Power had a price.
Seraphina felt it the moment the doors closed behind them.
Lucien’s private study was nothing like the public spaces of Blackthorn Academy. No grandeur. No performance. The room was dim, lined with shelves packed tight with ledgers and leather-bound volumes, the air heavy with smoke and old ink. A single lamp burned on the desk, casting long shadows across the floor.
“This wasn’t part of the plan,” Lucien said.
She turned slowly. “You never shared the plan with me.”
His jaw tightened. He shrugged out of his coat, draping it over the back of a chair with controlled precision. “You humiliated Cassian publicly.”
“He humiliated himself.”
“You escalated.”
“So did you.”
Silence settled between them, taut as wire.
Lucien moved to the window, looking out over the academy grounds. “Do you know what happens when the Circle senses instability?”
“They tighten their grip,” she said. “They punish weakness.”
“They remove it.”
Seraphina crossed her arms. “Then why are you still standing?”
He turned, his gaze sharp. “Because I don’t fracture.”
“Everyone does,” she replied quietly. “Eventually.”
Something flickered across his face—gone too fast to name.
“You shouldn’t test them,” he said. “Not yet.”
She stepped closer, her voice steady. “You told me they chose the wrong girl to threaten.”
“I did.”
“Then stop asking me to behave like the right one.”
Lucien studied her, something restless moving beneath his calm exterior. “You don’t understand the position you’ve put me in.”
“Then explain it.”
A pause.
Then, finally, honesty.
“They’re watching me now,” he said. “Not as heir. As liability.”
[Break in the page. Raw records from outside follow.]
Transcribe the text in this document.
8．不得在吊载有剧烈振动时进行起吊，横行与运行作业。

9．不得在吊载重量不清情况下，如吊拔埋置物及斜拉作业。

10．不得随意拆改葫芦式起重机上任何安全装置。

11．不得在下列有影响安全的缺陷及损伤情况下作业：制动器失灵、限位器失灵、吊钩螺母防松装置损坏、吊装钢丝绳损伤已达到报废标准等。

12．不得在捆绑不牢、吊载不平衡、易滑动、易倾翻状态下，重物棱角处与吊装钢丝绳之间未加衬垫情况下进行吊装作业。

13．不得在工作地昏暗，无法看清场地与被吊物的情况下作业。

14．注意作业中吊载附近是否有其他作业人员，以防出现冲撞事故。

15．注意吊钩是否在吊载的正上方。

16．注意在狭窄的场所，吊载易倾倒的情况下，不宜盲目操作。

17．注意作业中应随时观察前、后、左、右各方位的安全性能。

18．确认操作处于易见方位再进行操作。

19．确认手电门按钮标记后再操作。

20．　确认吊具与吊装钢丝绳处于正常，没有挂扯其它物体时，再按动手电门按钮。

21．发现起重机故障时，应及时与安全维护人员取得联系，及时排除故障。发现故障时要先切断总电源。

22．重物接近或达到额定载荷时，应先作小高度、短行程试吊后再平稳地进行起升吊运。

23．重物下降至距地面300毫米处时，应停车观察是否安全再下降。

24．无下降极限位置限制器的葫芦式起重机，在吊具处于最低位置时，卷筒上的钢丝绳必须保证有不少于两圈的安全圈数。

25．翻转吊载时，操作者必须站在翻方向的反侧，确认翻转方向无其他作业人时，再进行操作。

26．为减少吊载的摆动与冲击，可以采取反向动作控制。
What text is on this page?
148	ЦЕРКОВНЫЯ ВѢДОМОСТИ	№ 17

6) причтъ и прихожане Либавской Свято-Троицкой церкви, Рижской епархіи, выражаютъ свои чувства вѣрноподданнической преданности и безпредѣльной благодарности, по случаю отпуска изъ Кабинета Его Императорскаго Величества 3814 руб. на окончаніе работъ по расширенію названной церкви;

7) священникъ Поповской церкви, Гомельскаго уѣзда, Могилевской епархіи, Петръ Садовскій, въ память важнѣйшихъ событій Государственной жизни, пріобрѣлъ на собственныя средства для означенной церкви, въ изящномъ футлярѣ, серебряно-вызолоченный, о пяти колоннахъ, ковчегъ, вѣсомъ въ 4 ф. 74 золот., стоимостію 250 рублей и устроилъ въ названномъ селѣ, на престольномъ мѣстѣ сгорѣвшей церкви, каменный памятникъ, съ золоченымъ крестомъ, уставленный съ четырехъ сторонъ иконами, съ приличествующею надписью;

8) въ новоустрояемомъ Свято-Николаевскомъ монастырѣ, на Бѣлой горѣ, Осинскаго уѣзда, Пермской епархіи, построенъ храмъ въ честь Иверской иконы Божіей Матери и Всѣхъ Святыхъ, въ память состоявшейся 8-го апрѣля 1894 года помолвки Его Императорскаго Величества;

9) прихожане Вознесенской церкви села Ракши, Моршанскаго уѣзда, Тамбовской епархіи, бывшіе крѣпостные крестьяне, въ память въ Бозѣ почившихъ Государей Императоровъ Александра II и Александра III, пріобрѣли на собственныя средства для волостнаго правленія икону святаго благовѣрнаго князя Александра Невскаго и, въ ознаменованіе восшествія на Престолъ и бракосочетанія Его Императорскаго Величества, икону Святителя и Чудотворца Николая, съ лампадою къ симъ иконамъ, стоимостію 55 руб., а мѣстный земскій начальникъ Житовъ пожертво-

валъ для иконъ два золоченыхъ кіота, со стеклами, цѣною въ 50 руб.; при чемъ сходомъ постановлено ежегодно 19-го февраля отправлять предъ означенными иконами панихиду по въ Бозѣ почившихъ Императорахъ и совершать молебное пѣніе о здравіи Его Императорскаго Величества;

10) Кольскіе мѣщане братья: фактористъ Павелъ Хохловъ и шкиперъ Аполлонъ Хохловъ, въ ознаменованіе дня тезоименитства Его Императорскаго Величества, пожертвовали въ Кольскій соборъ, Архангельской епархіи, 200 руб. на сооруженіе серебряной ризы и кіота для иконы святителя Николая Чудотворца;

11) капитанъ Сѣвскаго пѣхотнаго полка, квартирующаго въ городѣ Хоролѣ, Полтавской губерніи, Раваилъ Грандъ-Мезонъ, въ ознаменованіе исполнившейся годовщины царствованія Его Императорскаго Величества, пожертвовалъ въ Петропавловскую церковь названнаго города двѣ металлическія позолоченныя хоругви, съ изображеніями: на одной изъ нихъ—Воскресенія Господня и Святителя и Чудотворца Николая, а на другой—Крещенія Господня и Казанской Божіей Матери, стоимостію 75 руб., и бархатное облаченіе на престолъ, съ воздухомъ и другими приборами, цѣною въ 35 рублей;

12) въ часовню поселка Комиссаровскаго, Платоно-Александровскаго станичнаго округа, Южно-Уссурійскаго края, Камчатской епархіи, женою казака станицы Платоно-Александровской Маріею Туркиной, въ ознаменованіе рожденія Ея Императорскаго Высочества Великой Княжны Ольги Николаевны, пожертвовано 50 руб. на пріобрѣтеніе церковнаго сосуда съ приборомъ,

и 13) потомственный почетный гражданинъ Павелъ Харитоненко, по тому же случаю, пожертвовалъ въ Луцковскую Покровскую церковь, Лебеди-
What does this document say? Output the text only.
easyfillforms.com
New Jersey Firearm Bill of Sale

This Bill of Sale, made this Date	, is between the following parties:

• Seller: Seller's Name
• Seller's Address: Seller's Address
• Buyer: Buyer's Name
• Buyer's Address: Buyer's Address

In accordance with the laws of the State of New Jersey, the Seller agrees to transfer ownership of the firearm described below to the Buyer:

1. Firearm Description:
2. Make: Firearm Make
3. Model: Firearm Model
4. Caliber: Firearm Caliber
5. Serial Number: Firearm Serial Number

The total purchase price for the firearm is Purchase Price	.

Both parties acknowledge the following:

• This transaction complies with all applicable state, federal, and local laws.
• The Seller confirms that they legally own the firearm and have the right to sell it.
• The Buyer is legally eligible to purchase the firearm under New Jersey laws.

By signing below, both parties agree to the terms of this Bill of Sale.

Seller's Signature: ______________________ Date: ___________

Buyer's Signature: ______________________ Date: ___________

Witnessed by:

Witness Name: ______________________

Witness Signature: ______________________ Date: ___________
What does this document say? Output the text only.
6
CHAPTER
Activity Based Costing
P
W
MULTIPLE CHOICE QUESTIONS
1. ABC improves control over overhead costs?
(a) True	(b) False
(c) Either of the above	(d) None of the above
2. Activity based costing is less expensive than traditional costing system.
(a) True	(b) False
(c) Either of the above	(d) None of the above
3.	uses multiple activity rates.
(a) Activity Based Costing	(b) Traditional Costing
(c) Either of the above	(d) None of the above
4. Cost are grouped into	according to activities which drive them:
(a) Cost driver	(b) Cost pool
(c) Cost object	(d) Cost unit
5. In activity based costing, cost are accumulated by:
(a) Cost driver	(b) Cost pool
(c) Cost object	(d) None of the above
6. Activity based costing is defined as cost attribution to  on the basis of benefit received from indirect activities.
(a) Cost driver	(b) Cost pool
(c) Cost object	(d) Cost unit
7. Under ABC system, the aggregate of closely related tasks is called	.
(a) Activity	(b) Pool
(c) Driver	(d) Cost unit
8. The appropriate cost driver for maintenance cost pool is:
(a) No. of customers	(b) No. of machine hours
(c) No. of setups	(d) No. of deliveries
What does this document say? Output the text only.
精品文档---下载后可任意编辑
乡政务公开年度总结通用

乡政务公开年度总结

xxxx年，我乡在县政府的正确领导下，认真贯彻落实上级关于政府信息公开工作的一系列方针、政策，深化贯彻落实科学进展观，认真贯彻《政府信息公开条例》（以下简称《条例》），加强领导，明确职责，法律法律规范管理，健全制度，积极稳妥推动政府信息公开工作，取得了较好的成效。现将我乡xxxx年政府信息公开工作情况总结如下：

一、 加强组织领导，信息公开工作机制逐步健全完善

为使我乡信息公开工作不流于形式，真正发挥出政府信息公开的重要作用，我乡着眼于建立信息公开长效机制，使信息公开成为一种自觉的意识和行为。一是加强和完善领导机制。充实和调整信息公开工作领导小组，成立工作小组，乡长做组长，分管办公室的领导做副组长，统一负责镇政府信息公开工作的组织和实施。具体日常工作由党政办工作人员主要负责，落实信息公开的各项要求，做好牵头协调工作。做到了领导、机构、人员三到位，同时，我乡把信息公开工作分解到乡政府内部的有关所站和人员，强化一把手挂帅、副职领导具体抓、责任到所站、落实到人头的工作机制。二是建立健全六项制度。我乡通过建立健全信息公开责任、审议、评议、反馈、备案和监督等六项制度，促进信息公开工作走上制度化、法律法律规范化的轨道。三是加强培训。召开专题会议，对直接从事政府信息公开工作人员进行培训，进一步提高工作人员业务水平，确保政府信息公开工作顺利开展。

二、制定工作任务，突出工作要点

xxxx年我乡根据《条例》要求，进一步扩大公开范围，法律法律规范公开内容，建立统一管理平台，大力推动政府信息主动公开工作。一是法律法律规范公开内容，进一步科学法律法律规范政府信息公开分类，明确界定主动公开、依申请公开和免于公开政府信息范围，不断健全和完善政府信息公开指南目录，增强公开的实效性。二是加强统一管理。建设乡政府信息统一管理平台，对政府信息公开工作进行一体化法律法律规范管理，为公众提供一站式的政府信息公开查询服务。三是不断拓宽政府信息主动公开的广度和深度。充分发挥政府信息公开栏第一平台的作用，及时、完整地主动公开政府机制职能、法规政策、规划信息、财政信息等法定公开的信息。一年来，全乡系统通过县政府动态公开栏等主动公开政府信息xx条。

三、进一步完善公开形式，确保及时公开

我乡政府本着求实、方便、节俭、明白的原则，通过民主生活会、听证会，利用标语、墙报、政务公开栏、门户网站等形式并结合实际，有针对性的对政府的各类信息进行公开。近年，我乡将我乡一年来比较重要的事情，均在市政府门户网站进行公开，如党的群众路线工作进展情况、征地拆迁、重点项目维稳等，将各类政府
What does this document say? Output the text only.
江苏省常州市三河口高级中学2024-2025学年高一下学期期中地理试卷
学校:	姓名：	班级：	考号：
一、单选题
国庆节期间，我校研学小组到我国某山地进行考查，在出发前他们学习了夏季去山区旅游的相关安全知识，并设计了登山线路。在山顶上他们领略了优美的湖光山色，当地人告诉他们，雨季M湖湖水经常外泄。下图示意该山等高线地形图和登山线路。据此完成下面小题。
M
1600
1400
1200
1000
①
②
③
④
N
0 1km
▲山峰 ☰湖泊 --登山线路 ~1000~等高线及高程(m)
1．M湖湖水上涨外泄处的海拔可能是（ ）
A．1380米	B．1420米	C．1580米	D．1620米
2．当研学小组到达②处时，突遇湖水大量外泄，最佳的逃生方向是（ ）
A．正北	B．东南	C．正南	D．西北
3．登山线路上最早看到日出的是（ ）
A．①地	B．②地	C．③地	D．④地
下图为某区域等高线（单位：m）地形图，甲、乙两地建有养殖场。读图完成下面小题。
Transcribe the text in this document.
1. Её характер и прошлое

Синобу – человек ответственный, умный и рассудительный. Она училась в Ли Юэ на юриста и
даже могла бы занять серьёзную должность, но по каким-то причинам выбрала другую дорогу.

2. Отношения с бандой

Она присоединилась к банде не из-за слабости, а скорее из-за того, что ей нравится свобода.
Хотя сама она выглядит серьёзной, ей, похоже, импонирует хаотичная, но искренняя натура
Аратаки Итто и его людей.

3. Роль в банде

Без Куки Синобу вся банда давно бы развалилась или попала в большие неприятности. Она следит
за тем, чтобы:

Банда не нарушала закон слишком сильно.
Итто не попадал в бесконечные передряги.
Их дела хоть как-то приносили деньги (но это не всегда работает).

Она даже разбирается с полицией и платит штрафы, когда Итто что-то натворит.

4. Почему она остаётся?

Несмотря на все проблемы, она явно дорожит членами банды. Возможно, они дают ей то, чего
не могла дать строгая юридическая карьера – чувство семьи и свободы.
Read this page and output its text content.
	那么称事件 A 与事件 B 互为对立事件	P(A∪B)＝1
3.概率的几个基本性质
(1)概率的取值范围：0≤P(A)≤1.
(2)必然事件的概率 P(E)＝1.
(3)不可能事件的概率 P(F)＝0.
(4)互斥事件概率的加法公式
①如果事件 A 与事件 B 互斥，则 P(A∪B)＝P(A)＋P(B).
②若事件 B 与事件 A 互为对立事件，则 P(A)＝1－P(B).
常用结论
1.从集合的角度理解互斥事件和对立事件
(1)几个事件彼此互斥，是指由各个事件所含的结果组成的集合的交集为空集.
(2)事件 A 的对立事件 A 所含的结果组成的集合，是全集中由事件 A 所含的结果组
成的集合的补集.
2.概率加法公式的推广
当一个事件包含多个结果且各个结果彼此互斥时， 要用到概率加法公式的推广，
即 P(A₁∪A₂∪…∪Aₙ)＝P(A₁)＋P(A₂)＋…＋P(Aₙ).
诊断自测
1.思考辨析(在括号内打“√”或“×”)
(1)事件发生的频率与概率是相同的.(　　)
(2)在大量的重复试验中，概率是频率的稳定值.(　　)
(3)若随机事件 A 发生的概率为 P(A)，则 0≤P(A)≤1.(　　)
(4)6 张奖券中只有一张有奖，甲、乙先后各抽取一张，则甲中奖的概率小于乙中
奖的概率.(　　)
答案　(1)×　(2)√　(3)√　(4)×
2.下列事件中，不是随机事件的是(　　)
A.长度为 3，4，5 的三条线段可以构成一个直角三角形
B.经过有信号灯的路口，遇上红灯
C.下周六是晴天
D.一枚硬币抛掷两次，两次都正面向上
Her chest tightened. “Because of me.”
“Because I intervened,” he corrected. “You are the reason. I am the choice.”
She absorbed that slowly. “And what happens if they decide you’ve chosen poorly?”
Lucien didn’t answer immediately. When he did, his voice was quieter. “Then I lose everything that protects you.”
The weight of that settled between them.
“You didn’t have to do it,” she said.
“Yes,” he replied. “I did.”
Their gazes locked, the air charged with something dangerously close to intimacy. Not desire. Recognition.
“You don’t like being controlled,” she said.
“No.”
“Neither do I.”
“That,” Lucien said softly, “is the problem.”
Footsteps echoed faintly beyond the door—passing, lingering. Listening.
Lucien straightened instantly, the moment gone. “You’ll limit contact with the heirs.”
She raised a brow. “That’s impossible.”
“Then you’ll limit confrontation.”
“That’s unlikely.”
His mouth curved faintly. “You’re infuriating.”
She smiled. “You noticed.”
He reached for a drawer and withdrew a slim phone, placing it in her hand. “Encrypted. Direct line. If anything happens—anything—you call.”
She stared at it. “This isn’t protection. This is trust.”
His fingers lingered a second too long as he released it. “Don’t mistake it for sentiment.”
“I won’t,” she said. “But you should.”
Lucien stepped back, creating distance he hadn’t before. “You’ll stay in my wing until further notice.”
“And if I refuse?”
His gaze darkened. “Then I’ll assume you want them to test how far I’ll go.”
Her pulse jumped—not with fear, but something sharper.
“Good,” she said softly. “I was wondering that myself.”
Lucien exhaled slowly, as if restraining something dangerous. “Get some rest.”
She reached the door, then paused. “Lucien.”
“Yes?”
“You said power is louder when it’s claimed.”
He inclined his head.
“Then be careful,” she said. “They’re listening now.”
He watched her leave, his expression unreadable.
Outside, the corridor felt colder than before.
Seraphina pressed the phone into her palm, aware for the first time that standing beside Lucien Blackwood didn’t just make her visible.
It made her essential.
And essential things were always the first to be destroyed.